Can you pls give your suggestions for the below requirement-->
There is a table which would be having history of 24 months of data at any point of time.
there is a requirement that users would be querying based on a month and year only for their reports ,not on the PI of the table.
Any month would be having appx. 120 GB data (after looking at the volume).
we are planning to have column (yr_mon) in table which would be storing the month & year so that there is no need to derive the month and year during the run time in a query.
We were planning to make yr_mon as PPI of this new table but as we know that in order to make the queries efficient pi and ppi should be
used together in order for the faster retreival however in this case User would only be knowing the month and year for querying hence
there would be a redistribution in absence of PI in queries,hence not going for PPI.
Finally we are thinking of making a NUSI on (yr_mon) column for fast retreival on this column alone.
Your opinions on the above pls.. thanks in advance..
If you add a yr_mon column you probably keep your date column resulting in doubling the diskspace, 4 (date) -> 8 (date+int) bytes.
If users want to access a year they still have to write a condition like BETWEEN 201201 and 201212. If you don't want your user to deal with some basic calculation like BETWEEN DATE '2012-01-01' and DATE '2012-12-31' you might easily hide that month-begin/end calculation in a SQL-UDF: BETWEEN month_begin(201201) and month_end(201201).
We were planning to make yr_mon as PPI of this new table but as we know that in order to make the queries efficient pi and ppi should be used together in order for the faster retreival however in this case User would only be knowing the month and year for querying hence there would be a redistribution in absence of PI in queries,hence not going for PPI.
This is a confusing sentence, especially without any punctuation.
When the partitioning column is used in the WHERE-condition you get partition elimination regardless if it's part of the PI or not.
But PI-access/joins without additionally specifying the partitioning might be slower (much slower when the number of partitions is large).
"redistribution" is totally independant of that.
The selectivity of a NUSI on yr_mon is quite low, the optimizer will probably not use it.
thanks Dieter for your suggestions..
Apologies for any confusing sentence. I will reteirate it.
I mean that if we keep (date) column as a partitioned column and Primary Index (some other column) then as users has mentioned that only they would be qyerying on the date column with range of 1 month ..

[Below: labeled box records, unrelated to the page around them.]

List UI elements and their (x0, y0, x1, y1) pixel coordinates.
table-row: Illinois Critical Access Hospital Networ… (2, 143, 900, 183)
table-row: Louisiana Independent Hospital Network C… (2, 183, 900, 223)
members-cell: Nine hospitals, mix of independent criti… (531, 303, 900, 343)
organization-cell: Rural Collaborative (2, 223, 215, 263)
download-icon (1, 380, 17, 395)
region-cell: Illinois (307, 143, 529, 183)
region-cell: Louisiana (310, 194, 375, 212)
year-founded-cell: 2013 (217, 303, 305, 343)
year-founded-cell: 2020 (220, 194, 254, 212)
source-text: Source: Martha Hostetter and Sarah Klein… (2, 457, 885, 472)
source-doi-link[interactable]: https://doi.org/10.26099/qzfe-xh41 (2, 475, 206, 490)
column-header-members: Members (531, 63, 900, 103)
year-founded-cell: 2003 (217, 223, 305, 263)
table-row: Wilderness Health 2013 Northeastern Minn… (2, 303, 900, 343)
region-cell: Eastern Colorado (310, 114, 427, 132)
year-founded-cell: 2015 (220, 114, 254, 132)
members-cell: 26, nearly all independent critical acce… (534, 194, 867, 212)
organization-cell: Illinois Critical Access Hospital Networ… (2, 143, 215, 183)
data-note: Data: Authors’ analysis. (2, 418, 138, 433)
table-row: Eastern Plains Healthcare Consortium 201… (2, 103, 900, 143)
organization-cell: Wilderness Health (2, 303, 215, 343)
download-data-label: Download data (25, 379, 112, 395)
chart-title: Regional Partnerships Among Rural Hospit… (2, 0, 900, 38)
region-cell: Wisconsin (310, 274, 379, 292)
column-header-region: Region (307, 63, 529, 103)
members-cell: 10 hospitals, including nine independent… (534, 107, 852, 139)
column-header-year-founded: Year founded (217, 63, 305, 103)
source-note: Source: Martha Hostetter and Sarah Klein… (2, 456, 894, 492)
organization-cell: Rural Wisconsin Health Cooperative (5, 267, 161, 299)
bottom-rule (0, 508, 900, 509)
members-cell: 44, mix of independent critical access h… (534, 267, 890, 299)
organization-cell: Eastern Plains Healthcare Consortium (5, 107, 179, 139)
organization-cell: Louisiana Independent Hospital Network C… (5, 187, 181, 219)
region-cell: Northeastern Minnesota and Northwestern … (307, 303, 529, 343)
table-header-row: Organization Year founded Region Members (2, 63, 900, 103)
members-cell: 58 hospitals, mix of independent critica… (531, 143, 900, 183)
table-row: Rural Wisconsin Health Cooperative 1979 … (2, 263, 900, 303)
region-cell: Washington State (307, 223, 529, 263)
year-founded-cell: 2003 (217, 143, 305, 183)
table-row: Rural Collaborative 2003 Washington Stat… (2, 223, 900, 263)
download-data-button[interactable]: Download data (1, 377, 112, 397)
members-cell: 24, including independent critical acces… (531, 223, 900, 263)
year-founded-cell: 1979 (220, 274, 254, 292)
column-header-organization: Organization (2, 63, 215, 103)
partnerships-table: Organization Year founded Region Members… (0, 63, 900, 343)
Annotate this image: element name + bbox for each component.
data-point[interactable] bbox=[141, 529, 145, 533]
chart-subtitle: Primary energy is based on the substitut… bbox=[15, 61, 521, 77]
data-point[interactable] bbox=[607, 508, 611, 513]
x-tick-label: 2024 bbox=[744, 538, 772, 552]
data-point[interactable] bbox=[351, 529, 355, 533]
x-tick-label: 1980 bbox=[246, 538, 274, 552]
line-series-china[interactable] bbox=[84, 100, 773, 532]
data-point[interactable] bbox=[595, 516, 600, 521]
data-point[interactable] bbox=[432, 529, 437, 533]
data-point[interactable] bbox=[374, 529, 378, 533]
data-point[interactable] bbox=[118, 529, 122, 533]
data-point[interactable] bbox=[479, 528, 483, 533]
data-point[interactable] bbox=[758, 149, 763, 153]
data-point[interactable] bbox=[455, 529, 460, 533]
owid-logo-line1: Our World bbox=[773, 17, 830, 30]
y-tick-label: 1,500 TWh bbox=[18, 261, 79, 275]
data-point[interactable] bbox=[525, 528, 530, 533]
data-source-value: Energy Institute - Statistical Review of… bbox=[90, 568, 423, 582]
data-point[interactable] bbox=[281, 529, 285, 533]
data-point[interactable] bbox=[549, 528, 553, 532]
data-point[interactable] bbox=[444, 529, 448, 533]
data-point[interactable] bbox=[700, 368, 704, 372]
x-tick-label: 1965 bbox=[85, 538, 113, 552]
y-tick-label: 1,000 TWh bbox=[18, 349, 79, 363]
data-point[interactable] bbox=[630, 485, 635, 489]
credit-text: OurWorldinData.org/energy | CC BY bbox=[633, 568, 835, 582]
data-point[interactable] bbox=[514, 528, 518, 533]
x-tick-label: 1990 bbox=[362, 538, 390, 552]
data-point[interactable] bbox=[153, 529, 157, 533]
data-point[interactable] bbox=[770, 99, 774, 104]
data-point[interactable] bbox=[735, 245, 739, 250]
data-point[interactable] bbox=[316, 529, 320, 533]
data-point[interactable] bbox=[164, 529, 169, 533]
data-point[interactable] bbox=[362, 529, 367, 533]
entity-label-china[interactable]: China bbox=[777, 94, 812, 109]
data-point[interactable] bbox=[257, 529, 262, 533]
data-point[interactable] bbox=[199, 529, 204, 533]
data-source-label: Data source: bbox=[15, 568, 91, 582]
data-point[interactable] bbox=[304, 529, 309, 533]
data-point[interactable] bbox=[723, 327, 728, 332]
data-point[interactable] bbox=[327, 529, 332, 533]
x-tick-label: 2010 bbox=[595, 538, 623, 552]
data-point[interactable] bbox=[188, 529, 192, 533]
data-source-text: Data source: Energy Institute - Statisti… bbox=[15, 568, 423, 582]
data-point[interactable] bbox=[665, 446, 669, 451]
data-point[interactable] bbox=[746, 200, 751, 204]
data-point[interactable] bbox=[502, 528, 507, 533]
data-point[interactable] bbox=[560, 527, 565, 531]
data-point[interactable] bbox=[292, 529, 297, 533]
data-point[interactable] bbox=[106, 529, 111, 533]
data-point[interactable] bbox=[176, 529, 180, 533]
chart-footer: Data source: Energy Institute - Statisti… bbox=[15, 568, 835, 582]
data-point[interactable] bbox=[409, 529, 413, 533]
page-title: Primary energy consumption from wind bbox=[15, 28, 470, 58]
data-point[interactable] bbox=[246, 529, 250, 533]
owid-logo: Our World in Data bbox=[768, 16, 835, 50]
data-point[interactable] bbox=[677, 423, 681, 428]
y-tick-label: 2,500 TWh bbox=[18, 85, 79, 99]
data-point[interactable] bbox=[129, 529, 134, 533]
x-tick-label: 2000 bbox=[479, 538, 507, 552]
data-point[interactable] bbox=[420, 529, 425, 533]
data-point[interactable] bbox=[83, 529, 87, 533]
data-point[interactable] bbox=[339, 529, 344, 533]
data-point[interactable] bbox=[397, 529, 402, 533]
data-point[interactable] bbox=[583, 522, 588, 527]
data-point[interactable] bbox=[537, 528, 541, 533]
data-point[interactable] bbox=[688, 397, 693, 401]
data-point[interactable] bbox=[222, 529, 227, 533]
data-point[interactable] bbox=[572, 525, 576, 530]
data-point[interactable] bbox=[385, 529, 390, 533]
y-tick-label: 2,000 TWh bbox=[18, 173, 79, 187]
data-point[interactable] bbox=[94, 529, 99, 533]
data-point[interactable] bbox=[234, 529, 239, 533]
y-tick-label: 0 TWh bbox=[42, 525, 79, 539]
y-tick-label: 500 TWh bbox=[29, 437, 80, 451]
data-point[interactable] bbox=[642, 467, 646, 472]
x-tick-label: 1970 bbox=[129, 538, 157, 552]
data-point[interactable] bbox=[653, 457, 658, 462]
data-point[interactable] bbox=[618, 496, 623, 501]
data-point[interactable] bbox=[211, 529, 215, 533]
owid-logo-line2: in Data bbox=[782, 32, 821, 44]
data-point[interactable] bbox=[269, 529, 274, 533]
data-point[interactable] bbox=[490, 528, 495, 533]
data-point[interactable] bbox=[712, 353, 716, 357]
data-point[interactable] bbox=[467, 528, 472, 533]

then in case , access with partitioned column alone (with out PI) will not be that much efficient as it would have been with PI + partioned column.. agree?
so can we do some thing else here for performance tuning..
thanks in advance.
access with partitioned column alone (with out PI) will not be that much efficient as it would have been with PI + partioned column.. agree?
No. When only the partitioning column is used the performance is exacty the same regardless if the partitioning column is also part of the PI or not.
There's a lot of details about PPI in the "Database Design" manual, Chapter 9: Primary Indexes and NoPI Objects
If you are creating your date column as PPI , then using the column in filter condition will lead to partition elimination and will enhance the performace. You may come across situation when it is not always possible to query on PI column so thats ok. However if you have created PPI on the table then you should attempt to use PPI column in your query for better results.
PPI + PI combination to use all the time in query is not possible. So its ok if user query on some other column which is not PI but actually PPI.
Thanks dieter & Raj,
Just to elaborate more ,mentioning below the example-->
Create table Orders
(orderid number NOT NULL,
order_yr_mon integer ,
order name varchar(100),
primary index (orderid)
PARTITION BY RANGE_N(Order_year_mon BETWEEN DATE '2009-12-06' AND DATE '2020-12-31' EACH INTERVAL '1' month);
Now if users query like this
Select * from Order where order_year_mon ='201207' (with out order id)
so my question is would this query would give the partiton elimination or as efficient if in case users query with orderid and order_year_mon both?
As users are insisting that they will query with order_year_mon only. .
Your comments on above pls.
why don't you simply try it yourself and explain the query?
You would have noticed that your DDL will fail.